Q: Next big LLM architecture leap?
> Kimi Linear model shows promise, possibly with sparsity techniques.
---
Industry & Competition

Q: Why is OpenAI spending so much?
> No idea. Only Sam knows. We have our own approach.
---
Closed‑Source Potential

Q: Will Kimi release heavier closed‑source models?
> Only if it becomes too risky.
---
Beyond Kimi: Broader AI Ecosystem & Monetization
AMA formats foster direct engagement between AI leaders and developers.
Similarly, open‑source monetization platforms like AiToEarn官网 give creators tools to:
- Generate AI‑driven content
- Publish to multiple channels (Douyin, Kwai, WeChat, Bilibili, Rednote, Facebook, Instagram, LinkedIn, Threads, YouTube, Pinterest, X)
- Analyze performance
- See AI model rankings
This combination of technical transparency and global distribution tools lowers barriers and empowers more participants in the AI era.
---
Bold Opinions on Vision vs Text Approaches

A user praised the DeepSeek OCR model for using vision methods to solve token storage/memory issues.
Zhou Xinyu’s response:
> “Personally, I think that approach is too forced.

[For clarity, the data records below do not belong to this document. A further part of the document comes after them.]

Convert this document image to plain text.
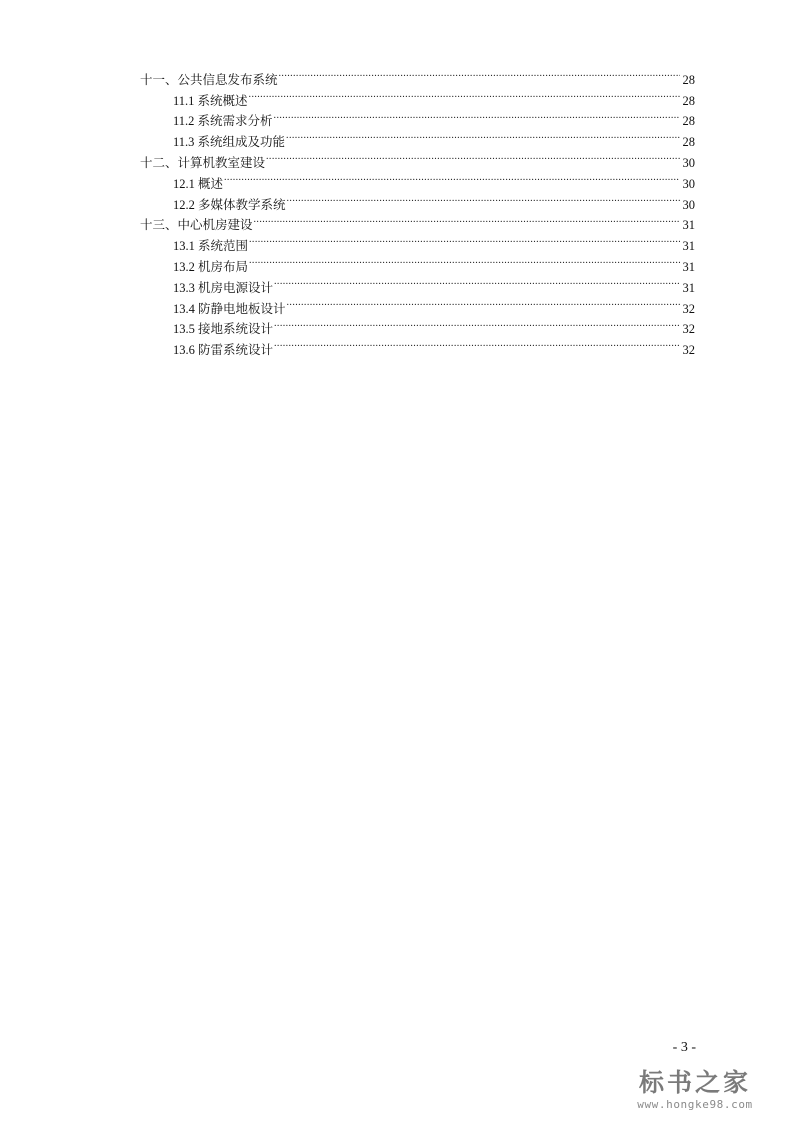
十一、公共信息发布系统 .....	28
11.1 系统概述 .....	28
11.2 系统需求分析 .....	28
11.3 系统组成及功能 .....	28
十二、计算机教室建设 .....	30
12.1 概述 .....	30
12.2 多媒体教学系统 .....	30
十三、中心机房建设 .....	31
13.1 系统范围 .....	31
13.2 机房布局 .....	31
13.3 机房电源设计 .....	31
13.4 防静电地板设计 .....	32
13.5 接地系统设计 .....	32
13.6 防雷系统设计 .....	32
- 3 -
标书之家
www.hongke98.com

I’d rather stay within the feature space and find more general, pattern‑agnostic methods to make the model more efficient.”
---
Takeaway
This rare co‑founder‑level AMA not only showcased Kimi’s technical direction but also revealed the team’s candid stance on industry trends.
For other AI research teams, this open dialog format can humanize communication and spark deeper community collaboration — much like AiToEarn’s integration of creation, analytics, and monetization enables AI ideas to reach and resonate across platforms.
---
In short: Kimi’s AMA was more than a Q&A — it was a statement of openness, technical ambition, and community engagement that other AI innovators might well learn from.